UPS has announced that it has abandoned its bid for TNT Express after encountering stiff objections from the European Commission. UPS had intended to purchase TNT Express to expand its reach outside of their current strong presence in North America and Asia. The European Commission (EC) has been very vocal about its worries that the overnight parcel market would effectively become a duopoly between the combined UPS-TNT new company and DHL. In addition to the European Commission, FedEx openly objected to the deal, stating it could potentially be shut out of the European market altogether. UPS had hoped that a plan to sell some of its assets in Europe to DPD, together with TNT assets, would satisfy the objections set forth by the EC by essentially creating a new pan-European overnight-parcel-delivery competitor. However, that solution did not temper the commission’s existing objections.

Accenture’s Take: 
The overnight parcel industry has always been a tight market since there are only four global carriers and a handful of niche local couriers. Since TNT has been open about its desire to exit this market, it will need to work hard to retain its existing customer base now that the acquisition by UPS has fallen apart. Often times, TNT has been looked at as the low cost provider when service isn’t a critical factor, so analysts feel that those that have remained loyal to TNT will continue to do so as long as its prices remain low. For those shippers where service is a deciding factor, the options continue to be limited to DHL, UPS and FedEx in Europe, so the European Commissions’ objection has little impact.

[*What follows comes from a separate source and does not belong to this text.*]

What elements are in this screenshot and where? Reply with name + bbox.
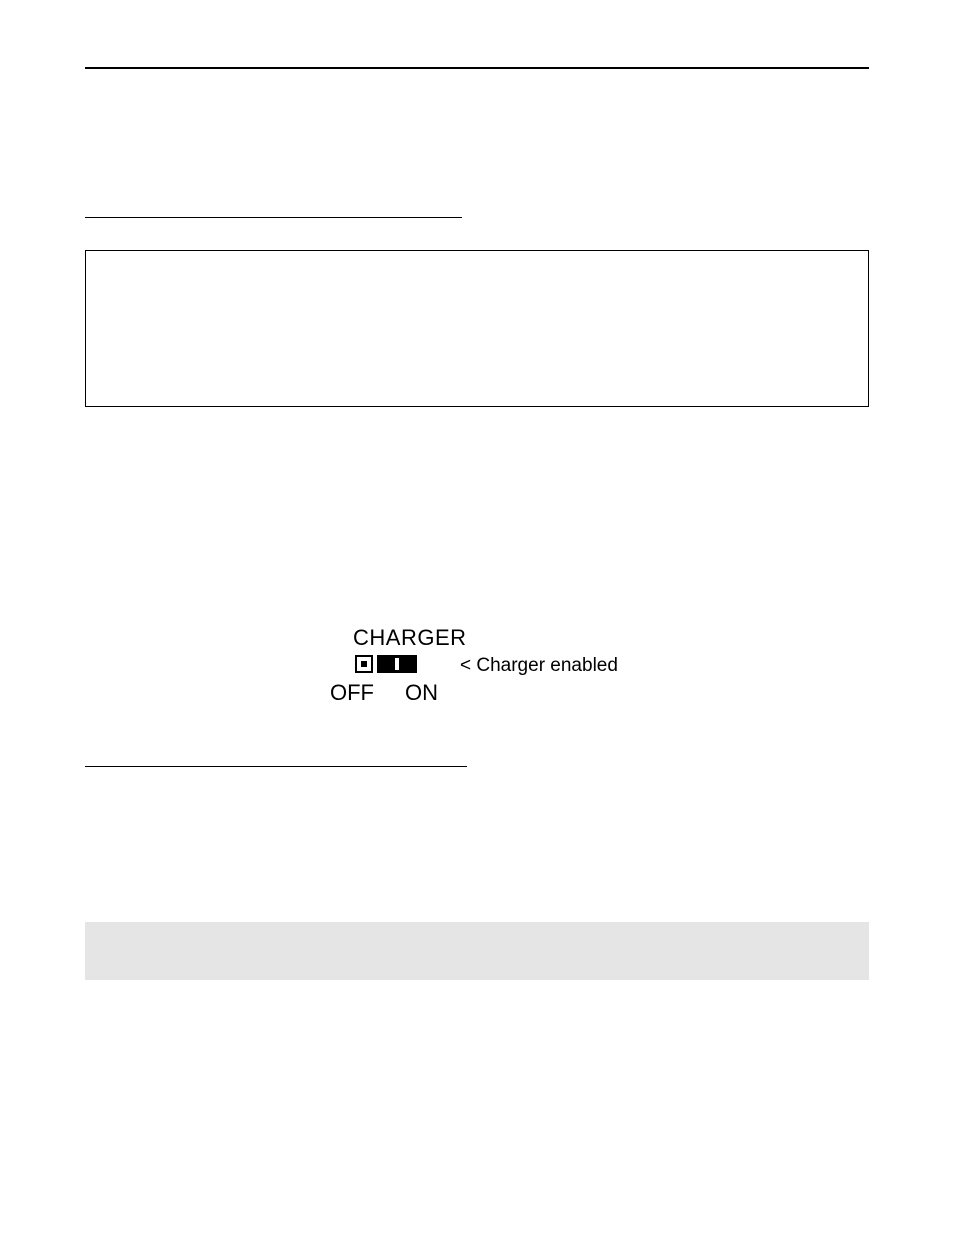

Ocean Freight Strikes Stress Importance of Contingency Plans

In December 2012, the industry saw the busiest port on the West Coast come to a standstill as the International Longshore and Warehouse Union workers went on strike at the L.A./Long Beach port. Retailers had to scramble to divert freight to Oakland and ports in Mexico. Eight days and billions of dollars in lost trade later, the L.A./Long Beach port strike came to an end. However, now the industry is facing a strike that could impact not just one port along the East Coast but one that could affect fourteen ports along the East Coast and the Gulf coast. Last year, these ports handled 110 million tons of cargo, so the impact to supply chains will be astronomical if these ports do shut down for just one day let alone an extended period of time.

Accenture’s Take: 
Developing contingency plans is not a new concept to the transportation industry. This topic gained a tremendous amount of press several years ago when the airline industry started to remove capacity from trade lanes during the recession. It was discussed when the industry faced the Icelandic volcano eruption in 2010. And it will continue to be discussed time and time again. While the president has the power to invoke powers granted to his office in the 1947 Taft-Hartley Act to stop the strike, shippers cannot count on this to ensure there isn’t a disruption to their supply chain. Having full rate cards with carriers will enable shippers to shift freight quickly between ports as a way of mitigated the risk of disruptions from labor unrest.